Employee who was promoted at salary step one after the withdrawal of an offer of pay at step seven suffered no harm under any career service rule, ordinance or charter provision, and therefore appeal based on withdrawal of the initial offer was dismissed. In re Mallard, CSA 129-05, 3 (2/23/06) (decided under former §9-61).
Promoted employee suffered no harm by withdrawal of original offer of pay at step seven when he readily accepted a second offer at step one, which represented a 20% increase in pay, so there was no need for agency to entice him further. In re Mallard, CSA 129-05, 3 (2/23/06).
Involuntary demotion with attendant loss of pay is defined as a demotion initiated through discipline, disqualification, or in lieu of separation during probation. In re Sullivan, CSA 44-08 (Order 6/13/08).
Reclassification is not an involuntary demotion with attendant loss of pay under this section. In re Sullivan, CSA 44-08 (Order 6/13/08).
Demotion in lieu of layoff is involuntary, therefore pay is governed by the rule on pay for involuntary demotion. In re Rodriguez, CSA 106-04, 4-5 (3/2/05).
Demotion in lieu of lay-off is involuntary, and therefore pay upon demotion shall be set in accordance with rule governing involuntary demotion. In re Rodriguez, CSA 106-04, 4-5 (3/2/05) (decided under former §9-63).
The phrase “at the top of the growth sector in a pay range” refers to the pay range for the position to which the employee is demoted, not the position from which the employee was demoted. In re Rodriguez, CSA 106-04, 6 (3/2/05) (decided under former §9-63).
Sheriff’s Dept. Director’s claim to derive authority under this rule to appoint a major to acting division chief is without merit, as CSR 9 does not apply to employees in the Undersheriff pay schedule. In re Anderson, et al., CSA 61-10, 63-10, 66-10 & 67-10, 7 (12/22/10).

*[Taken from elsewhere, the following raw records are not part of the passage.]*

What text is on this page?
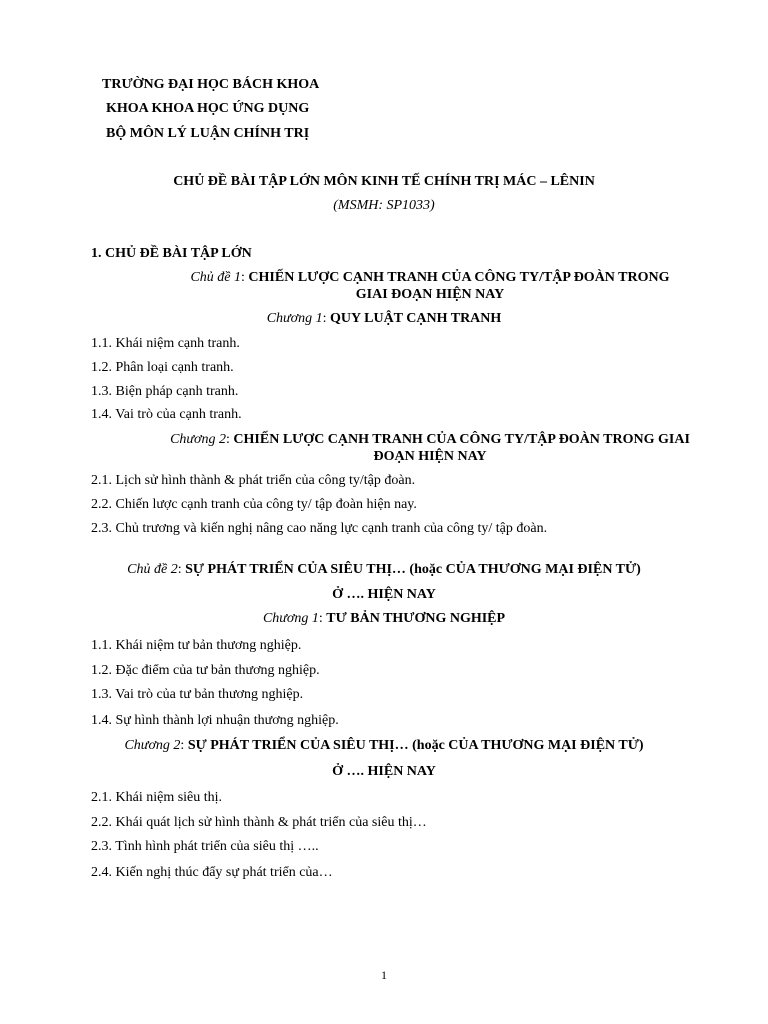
TRƯỜNG ĐẠI HỌC BÁCH KHOA
KHOA KHOA HỌC ỨNG DỤNG
BỘ MÔN LÝ LUẬN CHÍNH TRỊ
CHỦ ĐỀ BÀI TẬP LỚN MÔN KINH TẾ CHÍNH TRỊ MÁC – LÊNIN
(MSMH: SP1033)
1. CHỦ ĐỀ BÀI TẬP LỚN
Chủ đề 1: CHIẾN LƯỢC CẠNH TRANH CỦA CÔNG TY/TẬP ĐOÀN TRONG GIAI ĐOẠN HIỆN NAY
Chương 1: QUY LUẬT CẠNH TRANH
1.1. Khái niệm cạnh tranh.
1.2. Phân loại cạnh tranh.
1.3. Biện pháp cạnh tranh.
1.4. Vai trò của cạnh tranh.
Chương 2: CHIẾN LƯỢC CẠNH TRANH CỦA CÔNG TY/TẬP ĐOÀN TRONG GIAI ĐOẠN HIỆN NAY
2.1. Lịch sử hình thành & phát triển của công ty/tập đoàn.
2.2. Chiến lược cạnh tranh của công ty/ tập đoàn hiện nay.
2.3. Chủ trương và kiến nghị nâng cao năng lực cạnh tranh của công ty/ tập đoàn.
Chủ đề 2: SỰ PHÁT TRIỂN CỦA SIÊU THỊ… (hoặc CỦA THƯƠNG MẠI ĐIỆN TỬ)
Ở …. HIỆN NAY
Chương 1: TƯ BẢN THƯƠNG NGHIỆP
1.1. Khái niệm tư bản thương nghiệp.
1.2. Đặc điểm của tư bản thương nghiệp.
1.3. Vai trò của tư bản thương nghiệp.
1.4. Sự hình thành lợi nhuận thương nghiệp.
Chương 2: SỰ PHÁT TRIỂN CỦA SIÊU THỊ… (hoặc CỦA THƯƠNG MẠI ĐIỆN TỬ)
Ở …. HIỆN NAY
2.1. Khái niệm siêu thị.
2.2. Khái quát lịch sử hình thành & phát triển của siêu thị…
2.3. Tình hình phát triển của siêu thị …..
2.4. Kiến nghị thúc đẩy sự phát triển của…
1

Rule does not contemplate additional pay for 6 days worked in a position out of appellant’s job classification. In re Van Dyck, CSA 143-05, 2 (Order 2/16/06) (decided under former §7-80).
This rule grants the career service board authority, in its sole discretion, to make a market adjustment in a pay practice or to create a temporary pay practice if certain conditions are met. In re Anderson, et al., CSA 78-08 to 124-08 (Order 1/7/09).
Appeal of denial of pay adjustment based on hire of new employees at higher rate does not state a claim under § D of this rule, which grants CSB sole discretion to make market adjustments in pay practices. In re Anderson, et al., CSA 78-08 to 124-08 (Order 1/7/09).
Appeal of denial of pay adjustment based on hire of new employees at higher rate does not state a claim under § E of this rule, which grants CSA personnel director sole discretion to adjust pay within same pay grade for current employees in order to eliminate pay inequity. In re Anderson et al., CSA 78-08 to 124-08 (Order 1/7/09).
Where appellant filed no grievance, jurisdiction to appeal denial of equipment pay differential is absent. In re Chavez, CSA 09-06 (Order 3/6/06) (decided under former §9-92).
Payroll practice to pay salaried employees for 40 hours does not justify absences during a work schedule set by supervisor, or excuse failure to work a standard 40-hour work week. In re Martinez, CSA 10-17, 5 (7/19/17).
Appellant’s disagreement with her work schedule is not relevant to the claimed rule violations, which were proven by her unauthorized absences from work and deviations from her scheduled shift. In re Martinez, CSA 10-17, 5 (7/19/17).